Gideon Gray aber wußte, daß seine Tochter von Charakter ebenso fest, aufrichtig und rechtschaffen war wie er selber und daß er nicht den geringsten Grund zu der Besorgnis habe, seine Tochter könne sein Vertrauen mißbrauchen oder sich seiner unwürdig zeigen. Er verließ sich daher mit vollem Recht auf die Festigkeit ihrer Grundsätze, übersah jedoch die Gefahren, in die ihr Herz und ihre Neigungen geraten mußten.
Im Umgange zwischen Marie und den beiden Jünglingen schien jetzt allerseits eine große Zurückhaltung eingetreten zu sein. Nur bei Tische sahen sie sich, und Marie gab sich – vielleicht auf den Rat ihres Vaters hin – alle Mühe, beiden die gleiche Aufmerksamkeit zukommen zu lassen.
Das war indessen gar nicht leicht. Hartley benahm sich jetzt mit einemmal so kalt und förmlich, daß es ihr unmöglich wurde, noch länger mit ihm zu verkehren. Middlemas dagegen behielt mit der ihm eignen sichern Grazie des Wesens sein bisheriges Verhalten bei.
Schließlich nahte die Zeit, daß die jungen Leute, deren vertragsmäßige Lehrzeit ablief, sich nach einem eignen Weg in die Welt und das Leben hinein umsehen mußten.
Doktor Gray teilte Richard mit, er habe in dieser Angelegenheit schon mehrmals dringend an Herrn von Moncada geschrieben, ohne jedoch bisher eine Antwort zu erhalten. Er wolle ihm nicht seinen eigenen Rat erteilen, ehe nicht die Meinung des Großvaters eingegangen sei.
Diese Verzögerung schien Richard mit größerer Geduld hinzunehmen, als seinem Charakter zu entsprechen schien. Er fragte nicht, sprach keine Vermutungen aus und ließ durch nichts erkennen, daß es ihm um eine Beschleunigung der Angelegenheit zu tun sei. Er schien mit Geduld abwarten zu wollen, wie die Dinge sich weiter entwickeln würden.
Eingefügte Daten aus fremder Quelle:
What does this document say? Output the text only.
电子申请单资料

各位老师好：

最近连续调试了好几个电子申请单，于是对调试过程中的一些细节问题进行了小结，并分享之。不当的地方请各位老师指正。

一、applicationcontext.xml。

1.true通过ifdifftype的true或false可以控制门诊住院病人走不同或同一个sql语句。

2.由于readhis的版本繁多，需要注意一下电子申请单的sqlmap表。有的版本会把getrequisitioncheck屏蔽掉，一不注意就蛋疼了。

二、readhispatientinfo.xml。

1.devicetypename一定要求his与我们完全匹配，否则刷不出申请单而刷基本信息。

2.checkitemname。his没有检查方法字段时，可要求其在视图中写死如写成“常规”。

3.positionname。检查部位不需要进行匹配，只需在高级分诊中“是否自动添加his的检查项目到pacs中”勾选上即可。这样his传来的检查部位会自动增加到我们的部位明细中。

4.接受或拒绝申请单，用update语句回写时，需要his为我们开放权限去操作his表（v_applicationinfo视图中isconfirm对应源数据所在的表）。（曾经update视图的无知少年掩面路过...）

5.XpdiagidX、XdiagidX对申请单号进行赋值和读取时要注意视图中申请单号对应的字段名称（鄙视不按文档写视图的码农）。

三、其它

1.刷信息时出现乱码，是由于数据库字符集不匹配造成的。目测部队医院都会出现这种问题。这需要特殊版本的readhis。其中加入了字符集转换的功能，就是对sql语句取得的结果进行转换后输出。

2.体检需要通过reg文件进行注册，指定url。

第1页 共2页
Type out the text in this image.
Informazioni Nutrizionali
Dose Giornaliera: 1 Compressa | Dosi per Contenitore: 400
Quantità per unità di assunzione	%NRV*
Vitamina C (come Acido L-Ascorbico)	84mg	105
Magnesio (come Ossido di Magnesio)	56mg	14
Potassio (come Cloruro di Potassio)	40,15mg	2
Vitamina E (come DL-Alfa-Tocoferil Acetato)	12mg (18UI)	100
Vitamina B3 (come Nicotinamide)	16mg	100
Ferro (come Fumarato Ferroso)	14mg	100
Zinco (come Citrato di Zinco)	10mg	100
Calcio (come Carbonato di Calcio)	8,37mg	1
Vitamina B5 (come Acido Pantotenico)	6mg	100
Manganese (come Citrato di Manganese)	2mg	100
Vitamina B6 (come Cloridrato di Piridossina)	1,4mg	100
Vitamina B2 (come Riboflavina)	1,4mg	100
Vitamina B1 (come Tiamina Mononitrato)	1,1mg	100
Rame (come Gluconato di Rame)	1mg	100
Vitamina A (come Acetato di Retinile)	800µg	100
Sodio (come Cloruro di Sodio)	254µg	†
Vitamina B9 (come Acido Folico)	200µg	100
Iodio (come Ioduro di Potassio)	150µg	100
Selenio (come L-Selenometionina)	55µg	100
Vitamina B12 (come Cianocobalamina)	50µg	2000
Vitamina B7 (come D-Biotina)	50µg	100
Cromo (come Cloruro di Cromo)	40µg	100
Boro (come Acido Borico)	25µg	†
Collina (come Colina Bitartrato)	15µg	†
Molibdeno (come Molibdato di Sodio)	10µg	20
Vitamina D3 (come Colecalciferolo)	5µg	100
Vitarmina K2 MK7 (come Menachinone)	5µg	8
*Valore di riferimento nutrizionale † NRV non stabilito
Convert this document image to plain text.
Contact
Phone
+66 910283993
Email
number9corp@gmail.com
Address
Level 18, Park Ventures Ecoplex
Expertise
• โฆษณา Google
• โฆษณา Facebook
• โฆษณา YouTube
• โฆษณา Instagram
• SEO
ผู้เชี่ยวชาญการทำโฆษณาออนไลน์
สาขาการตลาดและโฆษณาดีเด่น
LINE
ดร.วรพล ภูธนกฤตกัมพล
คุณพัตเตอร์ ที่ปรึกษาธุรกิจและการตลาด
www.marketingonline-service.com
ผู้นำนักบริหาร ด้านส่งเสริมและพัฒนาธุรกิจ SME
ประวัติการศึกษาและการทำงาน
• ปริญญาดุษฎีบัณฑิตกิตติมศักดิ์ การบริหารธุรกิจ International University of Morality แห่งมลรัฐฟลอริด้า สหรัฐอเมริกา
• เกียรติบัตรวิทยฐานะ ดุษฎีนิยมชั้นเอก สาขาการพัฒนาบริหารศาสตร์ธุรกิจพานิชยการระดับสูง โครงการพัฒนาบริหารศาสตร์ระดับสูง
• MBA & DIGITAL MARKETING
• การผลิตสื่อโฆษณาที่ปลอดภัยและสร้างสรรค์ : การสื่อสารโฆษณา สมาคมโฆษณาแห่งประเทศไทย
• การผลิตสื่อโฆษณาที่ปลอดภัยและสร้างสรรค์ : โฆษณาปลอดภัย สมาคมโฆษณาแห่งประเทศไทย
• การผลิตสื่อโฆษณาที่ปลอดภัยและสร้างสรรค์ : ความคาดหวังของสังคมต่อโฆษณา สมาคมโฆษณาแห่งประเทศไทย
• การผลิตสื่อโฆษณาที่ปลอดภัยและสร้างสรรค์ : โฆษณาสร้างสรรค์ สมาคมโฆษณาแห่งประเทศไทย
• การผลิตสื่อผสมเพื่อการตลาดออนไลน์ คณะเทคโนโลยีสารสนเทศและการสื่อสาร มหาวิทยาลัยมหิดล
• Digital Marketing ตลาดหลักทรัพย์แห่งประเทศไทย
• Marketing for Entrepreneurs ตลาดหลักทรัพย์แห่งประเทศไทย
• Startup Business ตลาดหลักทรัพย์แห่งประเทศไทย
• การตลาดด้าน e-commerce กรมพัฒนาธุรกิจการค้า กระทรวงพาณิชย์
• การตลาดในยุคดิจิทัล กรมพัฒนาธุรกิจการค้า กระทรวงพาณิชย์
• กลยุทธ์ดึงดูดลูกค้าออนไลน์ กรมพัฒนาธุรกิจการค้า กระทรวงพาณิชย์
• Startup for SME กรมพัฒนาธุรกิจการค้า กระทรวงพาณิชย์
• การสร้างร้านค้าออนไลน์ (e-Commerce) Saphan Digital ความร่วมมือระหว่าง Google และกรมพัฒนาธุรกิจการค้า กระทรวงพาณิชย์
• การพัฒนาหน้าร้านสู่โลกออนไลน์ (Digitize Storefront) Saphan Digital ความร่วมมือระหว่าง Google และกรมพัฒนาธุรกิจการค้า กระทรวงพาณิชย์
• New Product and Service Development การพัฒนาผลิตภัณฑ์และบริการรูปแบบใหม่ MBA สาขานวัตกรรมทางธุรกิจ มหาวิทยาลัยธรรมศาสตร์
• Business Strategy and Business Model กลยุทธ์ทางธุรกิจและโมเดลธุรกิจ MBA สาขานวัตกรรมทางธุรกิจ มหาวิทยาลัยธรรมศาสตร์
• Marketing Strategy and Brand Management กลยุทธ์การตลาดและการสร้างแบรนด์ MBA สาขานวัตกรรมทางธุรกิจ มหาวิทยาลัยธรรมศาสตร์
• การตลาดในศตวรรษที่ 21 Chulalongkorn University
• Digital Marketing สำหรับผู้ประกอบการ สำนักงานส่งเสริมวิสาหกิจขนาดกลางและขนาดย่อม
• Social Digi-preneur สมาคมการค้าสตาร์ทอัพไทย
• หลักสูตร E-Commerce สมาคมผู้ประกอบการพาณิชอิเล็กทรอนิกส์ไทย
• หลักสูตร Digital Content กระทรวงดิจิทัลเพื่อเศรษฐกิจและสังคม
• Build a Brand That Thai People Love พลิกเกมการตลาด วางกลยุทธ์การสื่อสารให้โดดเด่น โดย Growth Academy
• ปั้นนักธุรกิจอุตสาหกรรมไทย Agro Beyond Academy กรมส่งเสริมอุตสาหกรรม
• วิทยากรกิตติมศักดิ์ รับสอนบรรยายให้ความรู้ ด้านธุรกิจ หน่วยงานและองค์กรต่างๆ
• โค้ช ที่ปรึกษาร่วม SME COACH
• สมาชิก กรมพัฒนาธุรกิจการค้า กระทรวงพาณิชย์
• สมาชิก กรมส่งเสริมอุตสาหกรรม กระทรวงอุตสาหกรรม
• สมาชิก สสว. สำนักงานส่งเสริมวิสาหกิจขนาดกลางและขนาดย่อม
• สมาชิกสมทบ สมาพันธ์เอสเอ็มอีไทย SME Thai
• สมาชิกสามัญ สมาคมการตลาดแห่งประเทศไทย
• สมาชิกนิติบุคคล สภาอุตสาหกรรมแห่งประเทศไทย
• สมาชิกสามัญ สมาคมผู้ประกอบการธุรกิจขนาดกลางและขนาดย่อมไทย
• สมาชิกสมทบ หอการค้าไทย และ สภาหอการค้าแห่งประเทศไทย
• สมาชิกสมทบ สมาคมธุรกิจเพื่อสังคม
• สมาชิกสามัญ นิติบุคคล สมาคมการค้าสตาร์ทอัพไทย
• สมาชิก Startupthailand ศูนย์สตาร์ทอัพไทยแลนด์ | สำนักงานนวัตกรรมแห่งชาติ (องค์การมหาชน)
In der Tat hatte nämlich Richard selber einen Versuch gemacht, sich seinem unerbittlichen Verwandten zu nähern. Er hatte an Herrn von Moncada einen Brief voll Dankbarkeit, Liebe und kindlicher Ergebung gesandt und um die Erlaubnis gebeten, persönlich mit ihm zu korrespondieren, indem er versprach, sich in jeder Einzelheit nach dem großväterlichen Willen zu richten.
Die Antwort war, daß der Brief zurückgeschickt wurde. Die Sendung enthielt nur ein Anschreiben des Bankiers, durch den der Brief versandt worden war, mit der Bemerkung, daß Herr von Moncada jede weitere Geldsendung oder irgendwelche Unterstützung unterlassen und einstellen werde, sobald noch ein einziger Versuch gemacht würde, sich ihm aufzudrängen.